Книга Южная Африка. Прогулки на краю света - Генри Воллам Мортон
Шрифт:
Интервал:
Закладка:
Я смотрел на этих юных представителей коренного населения и невольно сравнивал их с европейскими сверстниками. Должен сказать: если не брать во внимание цвет кожи, то внешне эти ребята почти ничем между собой не отличались. Тем разительнее был контраст с впечатлениями от посещения Сискея. Я смотрел по сторонам и видел склоны холмов с маленькими хижинами и загонами для скота. По пути мне встречались женщины довольно странной наружности: глаза обведены широкими белыми кругами, что придавало им сходство с цирковыми клоунами. Некоторые из женщин выбеливали все лицо. Почти все были одеты в широкие юбки и шафранового цвета покрывала. На голове — объемистые тюрбаны из хлопчатобумажной ткани. Некоторые из юных девочек ходили обнаженными до пояса.
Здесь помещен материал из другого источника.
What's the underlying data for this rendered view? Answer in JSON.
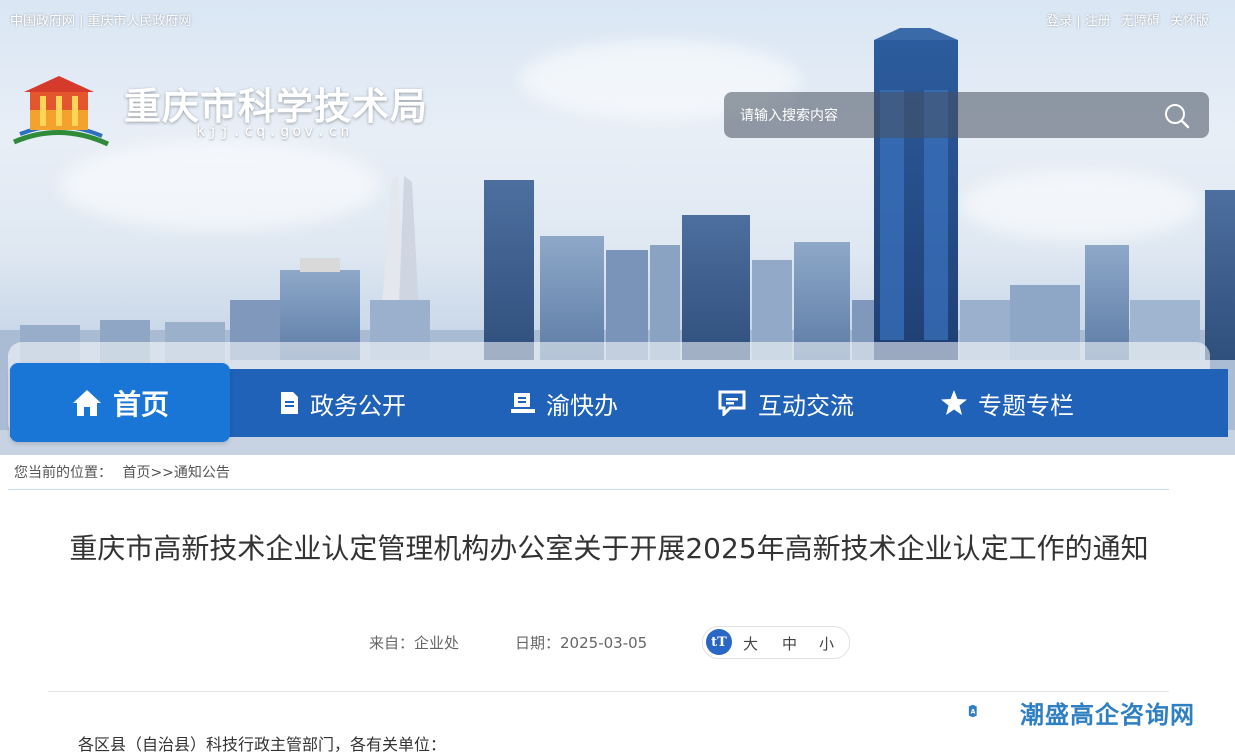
{
  "topbar": {
    "left_links": [
      "中国政府网",
      "重庆市人民政府网"
    ],
    "left_separator": "|",
    "right_links": [
      "登录",
      "注册",
      "无障碍",
      "关怀版"
    ],
    "right_separator": "|"
  },
  "site": {
    "name": "重庆市科学技术局",
    "domain": "kjj.cq.gov.cn"
  },
  "search": {
    "placeholder": "请输入搜索内容"
  },
  "nav": {
    "home": "首页",
    "items": [
      "政务公开",
      "渝快办",
      "互动交流",
      "专题专栏"
    ]
  },
  "breadcrumb": {
    "prefix": "您当前的位置：",
    "home": "首页",
    "separator": ">>",
    "current": "通知公告"
  },
  "article": {
    "title": "重庆市高新技术企业认定管理机构办公室关于开展2025年高新技术企业认定工作的通知",
    "source_label": "来自：",
    "source": "企业处",
    "date_label": "日期：",
    "date": "2025-03-05",
    "font_icon": "tT",
    "font_sizes": [
      "大",
      "中",
      "小"
    ],
    "body_first_line": "各区县（自治县）科技行政主管部门，各有关单位："
  },
  "watermark": {
    "text": "潮盛高企咨询网"
  },
  "colors": {
    "nav_bg": "#1f62b8",
    "nav_home_bg": "#1a76d6",
    "accent": "#2a66c4"
  }
}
В их движениях — когда они ходили, жестикулировали или же просто вскидывали голову при виде моего автомобиля — сквозила природная грация диких животных. Время от времени мимо проходила женщина с тяжелым кувшином на голове, она двигалась неспешной скользящей походкой танцовщицы. Много было матерей с грудными детьми, маленькие черные личики выглядывали из складок ярких шалей. И непременный персонаж — невероятно сморщенная старуха с властными повадками, которая обычно стояла на пороге хижины, опираясь на суковатую палку — ни дать, ни взять Аэндорская колдунья. Но самым удивительным казалось полное отсутствие мужчин! Деревни выглядели этакими поселениями африканских амазонок. Потом я сообразил, что удивляться нечему: все мужчины трудились на золотых приисках Йоханнесбурга. Деньги нужны им, чтобы оплачивать подушный налог и приобретать новый скот (а вместе с ним и новых жен).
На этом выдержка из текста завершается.